Subagio lalu mengaku “tidak tahu apakah Sitor terpengaruh oleh haiku dalam menulis sajak-sajak kecilnya. Akan tetapi, tanpa mengenal haiku sedikit pun, Sitor akan sampai juga kepada bentuk pengucapan semacam sajak Jepang itu dengan mengembangkan kepekaannya kepada konotasi kata yang terbukti menjadi pembawaannya yang wajar mengalir dari pribadinya serta dengan mematangkan pengaruh gaya simbolisme yang diterimanya dari sastra prancis”.

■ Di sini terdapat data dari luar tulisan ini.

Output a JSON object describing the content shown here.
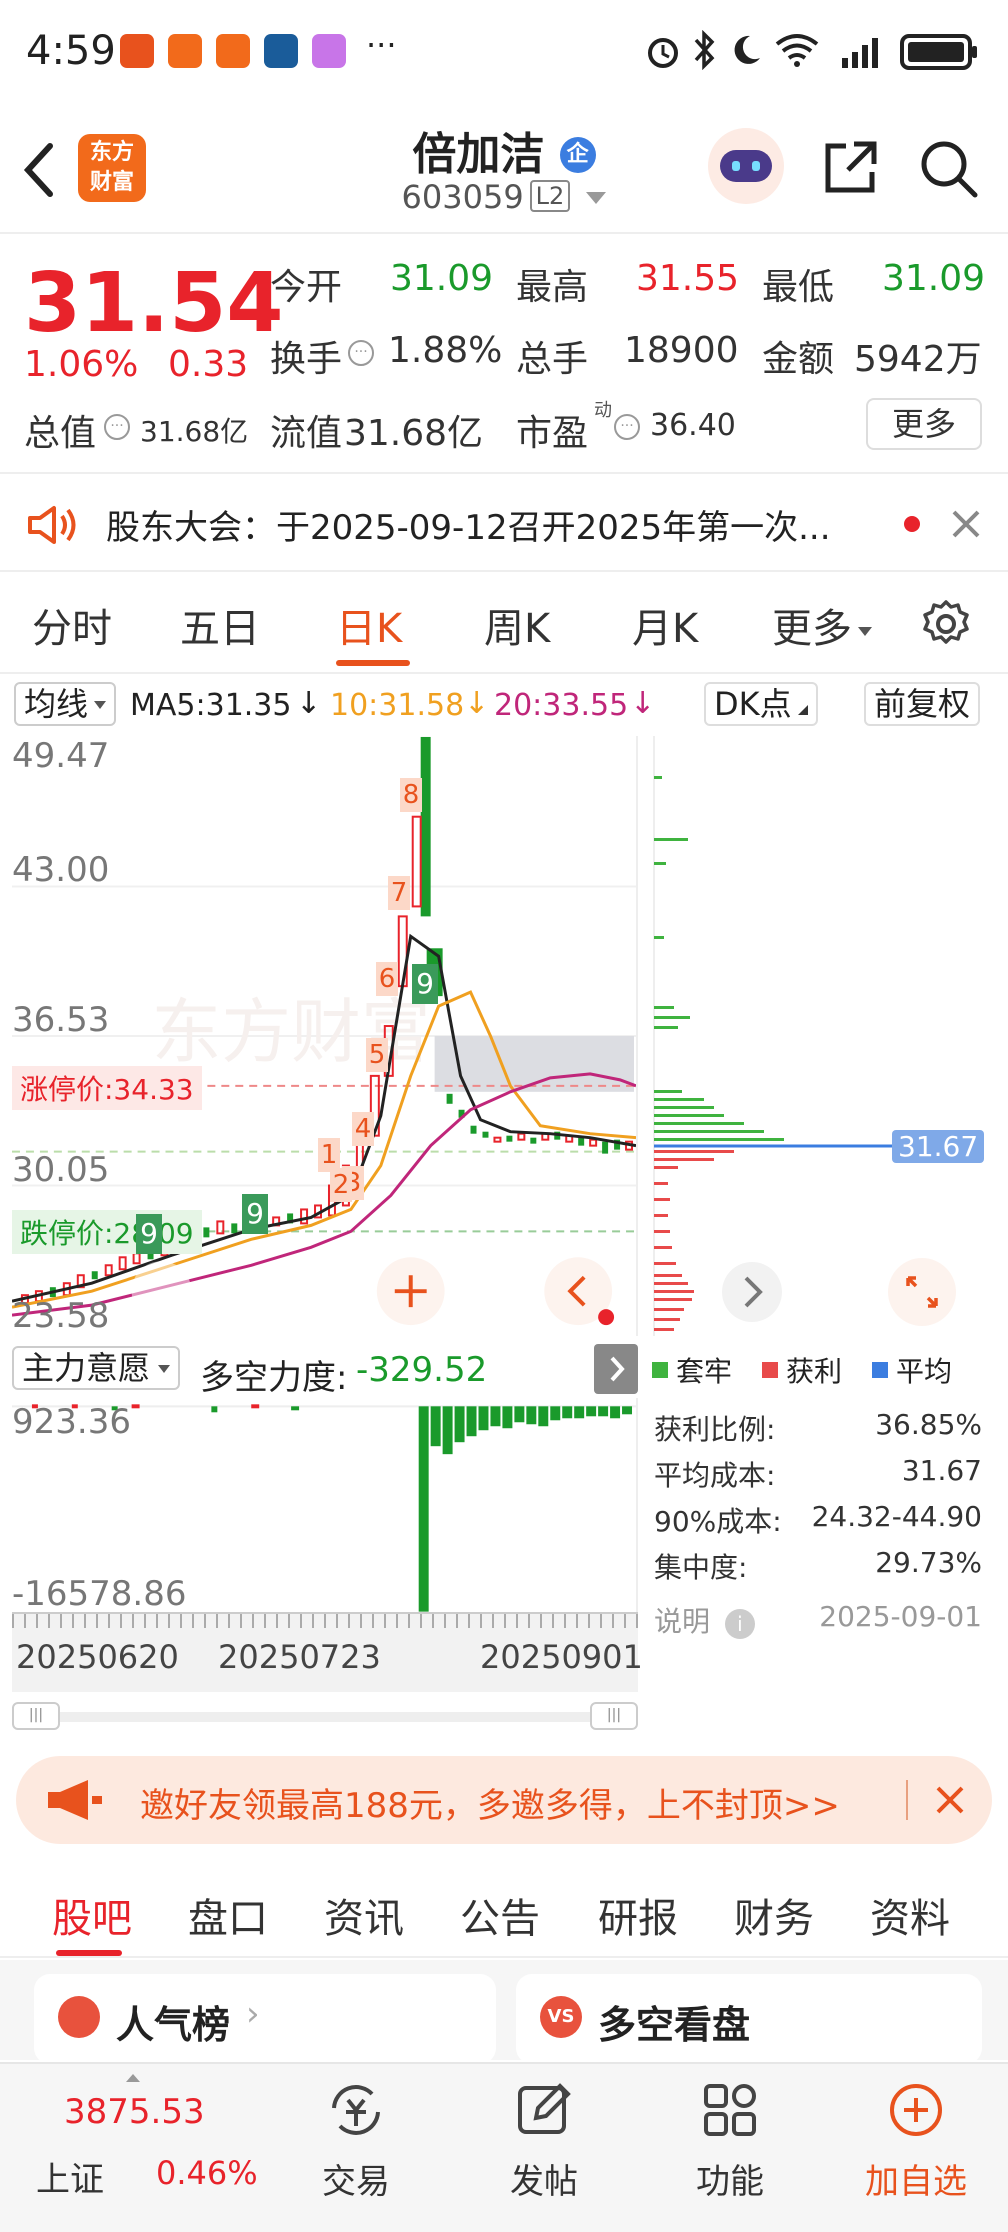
{
  "status_bar": {
    "time": "4:59",
    "dots": "···"
  },
  "header": {
    "logo_text": "东方财富",
    "stock_name": "倍加洁",
    "badge": "企",
    "code": "603059",
    "level": "L2"
  },
  "quote": {
    "price": "31.54",
    "pct": "1.06%",
    "change": "0.33",
    "open_label": "今开",
    "open": "31.09",
    "high_label": "最高",
    "high": "31.55",
    "low_label": "最低",
    "low": "31.09",
    "turnover_label": "换手",
    "turnover": "1.88%",
    "volume_label": "总手",
    "volume": "18900",
    "amount_label": "金额",
    "amount": "5942万",
    "mktcap_label": "总值",
    "mktcap": "31.68亿",
    "float_label": "流值",
    "float": "31.68亿",
    "pe_label": "市盈",
    "pe_sup": "动",
    "pe": "36.40",
    "more": "更多"
  },
  "notice": {
    "text": "股东大会：于2025-09-12召开2025年第一次..."
  },
  "k_tabs": [
    "分时",
    "五日",
    "日K",
    "周K",
    "月K",
    "更多"
  ],
  "active_k_tab": "日K",
  "ma_row": {
    "ma_selector": "均线",
    "ma5": "MA5:31.35",
    "ma10": "10:31.58",
    "ma20": "20:33.55",
    "dk": "DK点",
    "adjust": "前复权"
  },
  "chart": {
    "y_labels": [
      "49.47",
      "43.00",
      "36.53",
      "30.05",
      "23.58"
    ],
    "limit_up": "涨停价:34.33",
    "limit_down": "跌停价:28.09",
    "chip_price": "31.67",
    "watermark": "东方财富",
    "markers_up": [
      "8",
      "7",
      "6",
      "5",
      "4",
      "3",
      "2",
      "1"
    ],
    "marker_9": "9"
  },
  "indicator": {
    "selector": "主力意愿",
    "name": "多空力度:",
    "value": "-329.52",
    "top": "923.36",
    "bottom": "-16578.86"
  },
  "dates": [
    "20250620",
    "20250723",
    "20250901"
  ],
  "chip_legend": [
    {
      "label": "套牢",
      "color": "#3fb33f"
    },
    {
      "label": "获利",
      "color": "#e84a4a"
    },
    {
      "label": "平均",
      "color": "#3b7de0"
    }
  ],
  "chip_stats": [
    {
      "label": "获利比例:",
      "value": "36.85%"
    },
    {
      "label": "平均成本:",
      "value": "31.67"
    },
    {
      "label": "90%成本:",
      "value": "24.32-44.90"
    },
    {
      "label": "集中度:",
      "value": "29.73%"
    }
  ],
  "chip_note": {
    "label": "说明",
    "date": "2025-09-01"
  },
  "promo": {
    "text": "邀好友领最高188元，多邀多得，上不封顶>>"
  },
  "bottom_tabs": [
    "股吧",
    "盘口",
    "资讯",
    "公告",
    "研报",
    "财务",
    "资料"
  ],
  "active_bottom_tab": "股吧",
  "cards": [
    {
      "title": "人气榜"
    },
    {
      "title": "多空看盘"
    }
  ],
  "bottom_nav": {
    "index_value": "3875.53",
    "index_name": "上证",
    "index_pct": "0.46%",
    "items": [
      "交易",
      "发帖",
      "功能",
      "加自选"
    ]
  },
  "colors": {
    "up": "#e8232b",
    "down": "#1a9a2b",
    "accent": "#e8521d"
  }
}
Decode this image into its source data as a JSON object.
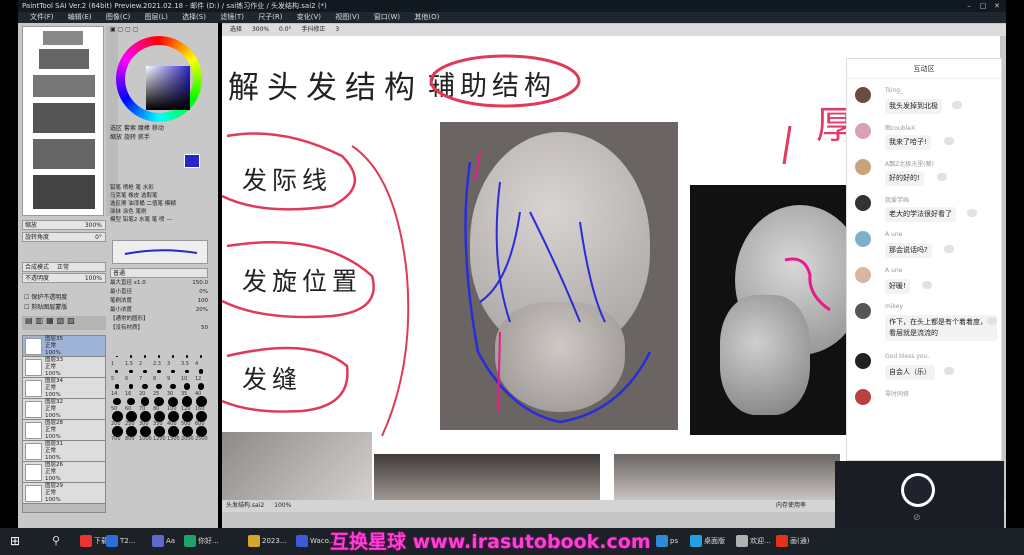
{
  "window": {
    "title": "PaintTool SAI Ver.2 (64bit) Preview.2021.02.18 - 邮件 (D:) / sai练习作业 / 头发结构.sai2 (*)",
    "min": "–",
    "max": "□",
    "close": "✕"
  },
  "menu": [
    "文件(F)",
    "编辑(E)",
    "图像(C)",
    "图层(L)",
    "选择(S)",
    "滤镜(T)",
    "尺子(R)",
    "变化(V)",
    "视图(V)",
    "窗口(W)",
    "其他(O)"
  ],
  "navigator": {
    "zoom_label": "缩放",
    "zoom": "300%",
    "angle_label": "旋转角度",
    "angle": "0°"
  },
  "canvas_toolbar": {
    "mode": "选择",
    "zoom": "300%",
    "angle": "0.0°",
    "shake_label": "手抖修正",
    "shake": "3"
  },
  "tools": {
    "row1": [
      "选区",
      "套索",
      "魔棒",
      "移动",
      "缩放",
      "旋转",
      "抓手"
    ],
    "row2": [
      "铅笔",
      "喷枪",
      "笔",
      "水彩",
      "马克笔",
      "橡皮",
      "选取笔"
    ],
    "row3": [
      "选区擦",
      "油漆桶",
      "二值笔",
      "模糊",
      "涂抹",
      "涂色",
      "笔刷"
    ],
    "row4": [
      "模型",
      "铅笔2",
      "水笔",
      "笔",
      "喷",
      "—"
    ]
  },
  "brush": {
    "mode": "普通",
    "max_size_label": "最大直径",
    "max_size": "x1.0",
    "size": "150.0",
    "min_size_label": "最小直径",
    "min_size": "0%",
    "density_label": "笔刷浓度",
    "density": "100",
    "min_density_label": "最小浓度",
    "min_density": "20%",
    "shape": "【通常的圆形】",
    "texture": "【没有材质】",
    "texture_val": "50"
  },
  "layers": {
    "blend_label": "合成模式",
    "blend": "正常",
    "opacity_label": "不透明度",
    "opacity": "100%",
    "protect": "保护不透明度",
    "clip": "剪贴图层蒙版",
    "items": [
      {
        "name": "图层35",
        "mode": "正常",
        "op": "100%"
      },
      {
        "name": "图层33",
        "mode": "正常",
        "op": "100%"
      },
      {
        "name": "图层34",
        "mode": "正常",
        "op": "100%"
      },
      {
        "name": "图层32",
        "mode": "正常",
        "op": "100%"
      },
      {
        "name": "图层28",
        "mode": "正常",
        "op": "100%"
      },
      {
        "name": "图层31",
        "mode": "正常",
        "op": "100%"
      },
      {
        "name": "图层26",
        "mode": "正常",
        "op": "100%"
      },
      {
        "name": "图层29",
        "mode": "正常",
        "op": "100%"
      }
    ]
  },
  "brush_sizes": [
    "1",
    "1.5",
    "2",
    "2.3",
    "3",
    "3.5",
    "4",
    "5",
    "6",
    "7",
    "8",
    "9",
    "10",
    "12",
    "14",
    "16",
    "20",
    "25",
    "30",
    "35",
    "40",
    "50",
    "60",
    "70",
    "80",
    "100",
    "120",
    "160",
    "200",
    "250",
    "300",
    "350",
    "400",
    "500",
    "600",
    "700",
    "800",
    "1000",
    "1200",
    "1500",
    "2000",
    "2500"
  ],
  "annotations": {
    "title": "解头发结构",
    "aux": "辅助结构",
    "hairline": "发际线",
    "whorl": "发旋位置",
    "part": "发缝",
    "side_char": "厚"
  },
  "chat": {
    "header": "互动区",
    "messages": [
      {
        "name": "Tsing_",
        "text": "我头发掉到北极"
      },
      {
        "name": "图coubleX",
        "text": "我来了哈子!"
      },
      {
        "name": "A飘Z北极光里(蔡)",
        "text": "好的好的!"
      },
      {
        "name": "我爱学画",
        "text": "老大的学法很好看了"
      },
      {
        "name": "A une",
        "text": "那会说话吗?"
      },
      {
        "name": "A une",
        "text": "好暖!"
      },
      {
        "name": "mikey",
        "text": "作下，在头上都是有个着着度，看层就是流流的"
      },
      {
        "name": "God bless you.",
        "text": "自会人（乐）"
      },
      {
        "name": "零时同修",
        "text": ""
      }
    ]
  },
  "statusbar": {
    "file": "头发结构.sai2",
    "zoom": "100%",
    "memory": "内存使用率"
  },
  "taskbar": {
    "items": [
      "下载",
      "T2...",
      "Aa",
      "你好...",
      "2023...",
      "Waco...",
      "ps",
      "桌面版",
      "欢迎...",
      "画(通)"
    ],
    "time": "..."
  },
  "watermark": "互换星球 www.irasutobook.com",
  "colors": {
    "accent": "#ff3fd2",
    "primary": "#2a25c8"
  }
}
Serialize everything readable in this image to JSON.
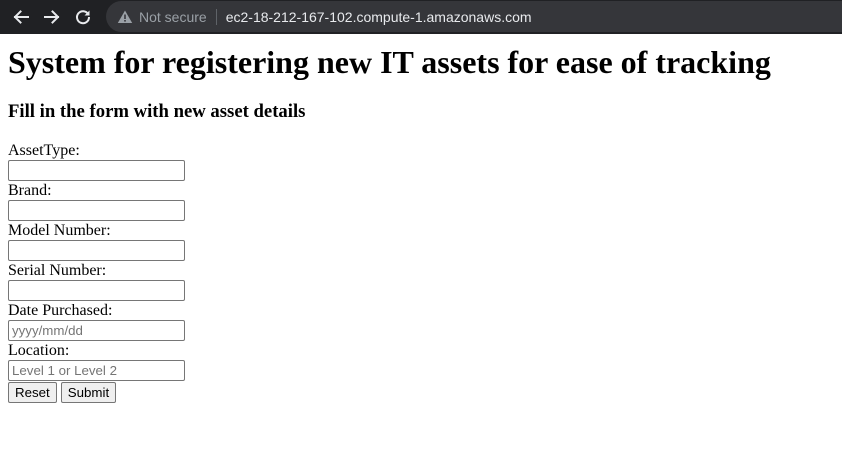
{
  "browser": {
    "security_label": "Not secure",
    "url": "ec2-18-212-167-102.compute-1.amazonaws.com",
    "icons": {
      "back": "back-arrow-icon",
      "forward": "forward-arrow-icon",
      "reload": "reload-icon",
      "security": "warning-triangle-icon"
    },
    "colors": {
      "toolbar_bg": "#202124",
      "omnibox_bg": "#35363a",
      "url_text": "#e8eaed",
      "muted_text": "#9aa0a6"
    }
  },
  "page": {
    "title": "System for registering new IT assets for ease of tracking",
    "subtitle": "Fill in the form with new asset details"
  },
  "form": {
    "asset_type": {
      "label": "AssetType:",
      "value": "",
      "placeholder": ""
    },
    "brand": {
      "label": "Brand:",
      "value": "",
      "placeholder": ""
    },
    "model_number": {
      "label": "Model Number:",
      "value": "",
      "placeholder": ""
    },
    "serial_number": {
      "label": "Serial Number:",
      "value": "",
      "placeholder": ""
    },
    "date_purchased": {
      "label": "Date Purchased:",
      "value": "",
      "placeholder": "yyyy/mm/dd"
    },
    "location": {
      "label": "Location:",
      "value": "",
      "placeholder": "Level 1 or Level 2"
    },
    "reset_label": "Reset",
    "submit_label": "Submit"
  }
}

Sapardi Djoko Damono seperti Sitor. Penyair produktif dan kreatif ini pun menulis serangkaian puisi alit yang, meminjam perkataan Subagio, “menyerupai haiku”. Mari kita baca secara lengkap “AYAT-AYAT KYOTO”.
/1/
segala yang mendidih dalam kepala
tidak nyata, kecuali sakura
dan kau---tentu saja
/2/
gerimis musim semi---
tengkorakku retak;
kau pun menetes-netes ke otak
/3/
kita sakura---
gugur sebelum musim selesai
tak terlacak pula
Orang seperti Sapardi, yang adalah mantan Guru Besar Fakultas Ilmu Budaya UI, tentu saja tahu betul aturan mengenai jumlah suku kata dalam haiku. Jadi, penulisan “AYAT-AYAT KYOTO”, seperti juga penulisan “AYAT-AYAT TOKYO”, disadari olehnya memang tak sesuai dengan konvensi haiku mengenai jumlah suku kata. Tapi, sila, Phoenix, kembali membuka diri, kembali membiarkan “AYAT-AYAT KYOTO” merasuki. Kukira kau pun akan mencecap rasa haiku dari “AYAT-AYAT KYOTO” itu.
Tentu ini baru sebahagian kecil saja dari cerauanku mengenai haiku dalam pertalian dengan perpuisian Indonesia yang keruan amat luas dan beragam. Namun, kepalaku mulai terasa cenat-cenut ini. Terpaksa kupungkas sampai sini dulu, Phoenix. Lagi pula mungkin saja kau sendiri tak tertarik pada ceracauan begini. Maaf dan terima kasih.